IncidentRule
The IncidentRule
CRD allows you to define rules for automatically creating, updating, and managing incidents based on events and conditions in your infrastructure.
Definition
apiVersion: mission-control.flanksource.com/v1
kind: IncidentRule
metadata:
name: example-incident-rule
spec:
# Source of events to process
source:
type: canary
selector:
matchLabels:
app: frontend
# Conditions that trigger the rule
condition:
status: unhealthy
duration: 10m
# Incident creation settings
incident:
title: "Frontend Availability Issue"
severity: high
owner: platform-team
labels:
service: frontend
type: availability
Schema
The IncidentRule
resource supports the following fields:
Field | Description |
---|---|
spec.source | Source configuration for events |
spec.source.type | Type of event source (canary, component, alert, etc.) |
spec.source.selector | Kubernetes label selector for matching sources |
spec.condition | Conditions that trigger the rule |
spec.condition.status | Required status of the source (e.g., unhealthy) |
spec.condition.duration | Time duration condition must be true before triggering |
spec.condition.count | Number of occurrences required to trigger |
spec.condition.message | Message pattern to match |
spec.condition.labels | Labels that must be present on the source |
spec.condition.expression | CEL expression for complex conditions |
spec.incident | Incident configuration |
spec.incident.title | Title template for the incident |
spec.incident.description | Description template for the incident |
spec.incident.severity | Severity level (critical, high, medium, low) |
spec.incident.type | Type classification for the incident |
spec.incident.owner | Default owner for the incident |
spec.incident.labels | Labels to apply to the incident |
spec.incident.components | Components to associate with the incident |
spec.incident.playbooks | Playbooks to trigger when incident is created |
spec.incident.responders | Initial responders to assign |
spec.jira | JIRA integration settings |
spec.pagerduty | PagerDuty integration settings |
spec.teams | Microsoft Teams integration settings |
spec.slack | Slack integration settings |
Examples
Basic Canary Failure Rule
apiVersion: mission-control.flanksource.com/v1
kind: IncidentRule
metadata:
name: api-availability
spec:
source:
type: canary
selector:
matchLabels:
check: api-health
condition:
status: unhealthy
duration: 5m
incident:
title: "API Availability Issue"
severity: high
owner: api-team
labels:
service: api
type: availability
Component Health Rule
apiVersion: mission-control.flanksource.com/v1
kind: IncidentRule
metadata:
name: database-health
spec:
source:
type: component
selector:
matchLabels:
type: database
tier: production
condition:
status: unhealthy
duration: 2m
incident:
title: "Database Health Issue - {{.component.name}}"

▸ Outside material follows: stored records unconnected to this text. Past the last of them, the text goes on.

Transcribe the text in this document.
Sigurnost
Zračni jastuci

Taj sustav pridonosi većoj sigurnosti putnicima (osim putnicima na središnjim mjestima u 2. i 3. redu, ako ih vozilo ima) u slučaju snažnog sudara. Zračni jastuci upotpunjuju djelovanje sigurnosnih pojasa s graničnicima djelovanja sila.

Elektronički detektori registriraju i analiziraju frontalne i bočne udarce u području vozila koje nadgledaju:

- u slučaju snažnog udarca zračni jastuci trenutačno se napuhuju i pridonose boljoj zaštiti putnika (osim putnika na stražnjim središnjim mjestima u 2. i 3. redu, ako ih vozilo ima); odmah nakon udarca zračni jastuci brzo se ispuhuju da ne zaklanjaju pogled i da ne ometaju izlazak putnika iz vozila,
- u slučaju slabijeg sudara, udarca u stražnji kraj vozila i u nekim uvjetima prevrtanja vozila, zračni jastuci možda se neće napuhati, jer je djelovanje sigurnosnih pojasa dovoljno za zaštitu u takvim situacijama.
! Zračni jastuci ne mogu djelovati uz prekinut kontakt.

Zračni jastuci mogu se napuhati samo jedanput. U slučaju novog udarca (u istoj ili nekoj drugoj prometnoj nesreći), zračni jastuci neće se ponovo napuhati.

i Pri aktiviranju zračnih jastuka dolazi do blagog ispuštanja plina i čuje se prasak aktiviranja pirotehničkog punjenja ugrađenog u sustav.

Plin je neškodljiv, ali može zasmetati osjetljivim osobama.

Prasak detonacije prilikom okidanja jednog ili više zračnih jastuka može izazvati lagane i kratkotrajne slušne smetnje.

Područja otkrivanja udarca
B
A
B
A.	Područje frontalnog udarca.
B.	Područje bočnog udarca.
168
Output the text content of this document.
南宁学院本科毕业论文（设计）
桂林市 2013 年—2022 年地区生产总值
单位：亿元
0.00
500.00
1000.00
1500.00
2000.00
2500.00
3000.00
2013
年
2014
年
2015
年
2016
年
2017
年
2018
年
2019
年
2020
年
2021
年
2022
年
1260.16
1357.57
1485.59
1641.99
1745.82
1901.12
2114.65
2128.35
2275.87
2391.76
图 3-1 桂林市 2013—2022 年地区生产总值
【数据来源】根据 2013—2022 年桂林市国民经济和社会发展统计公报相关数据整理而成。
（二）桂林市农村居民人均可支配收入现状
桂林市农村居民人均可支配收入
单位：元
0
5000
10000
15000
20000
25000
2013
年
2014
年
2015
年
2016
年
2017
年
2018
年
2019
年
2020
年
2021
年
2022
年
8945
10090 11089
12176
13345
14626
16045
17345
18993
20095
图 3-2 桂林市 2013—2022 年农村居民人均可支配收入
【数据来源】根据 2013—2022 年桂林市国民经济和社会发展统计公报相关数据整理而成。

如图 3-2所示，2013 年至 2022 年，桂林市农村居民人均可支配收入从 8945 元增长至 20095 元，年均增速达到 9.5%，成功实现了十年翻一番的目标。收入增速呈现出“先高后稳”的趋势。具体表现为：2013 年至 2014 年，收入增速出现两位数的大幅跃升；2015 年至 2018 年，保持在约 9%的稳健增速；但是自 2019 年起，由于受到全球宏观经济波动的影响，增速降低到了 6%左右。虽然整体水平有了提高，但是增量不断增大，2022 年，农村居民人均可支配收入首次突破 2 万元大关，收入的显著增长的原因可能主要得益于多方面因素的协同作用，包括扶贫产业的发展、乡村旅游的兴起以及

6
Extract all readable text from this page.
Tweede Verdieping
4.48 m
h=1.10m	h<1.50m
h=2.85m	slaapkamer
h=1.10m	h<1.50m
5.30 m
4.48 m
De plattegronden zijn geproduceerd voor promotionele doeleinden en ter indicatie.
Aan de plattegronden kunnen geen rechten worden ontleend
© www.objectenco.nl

description: "The database component {{.component.name}} is reporting unhealthy status.\n\nLast error: {{.component.status.message}}"
severity: critical
components:
- "{{.component.id}}"
playbooks:
- database-recovery
Alert Manager Integration
apiVersion: mission-control.flanksource.com/v1
kind: IncidentRule
metadata:
name: prometheus-alerts
spec:
source:
type: alertmanager
selector:
matchLabels:
severity: critical
condition:
status: firing
duration: 1m
incident:
title: "{{.alert.labels.alertname}}"
description: "{{.alert.annotations.description}}"
severity: "{{.alert.labels.severity}}"
labels:
source: prometheus
pagerduty:
integration: primary-pd-service
severity: critical
slack:
channel: "#incidents"
message: "Critical alert triggered: {{.alert.labels.alertname}}"
Complex Condition with Expression
apiVersion: mission-control.flanksource.com/v1
kind: IncidentRule
metadata:
name: advanced-rule
spec:
source:
type: component
condition:
expression: |
source.status == "unhealthy" &&
(source.labels.tier == "production" || source.labels.criticality == "high") &&
duration("10m")
incident:
title: "Service Disruption - {{.component.name}}"
severity: high
type: availability
components:
- "{{.component.id}}"
- "{{range .component.dependencies}}{{.id}}{{end}}"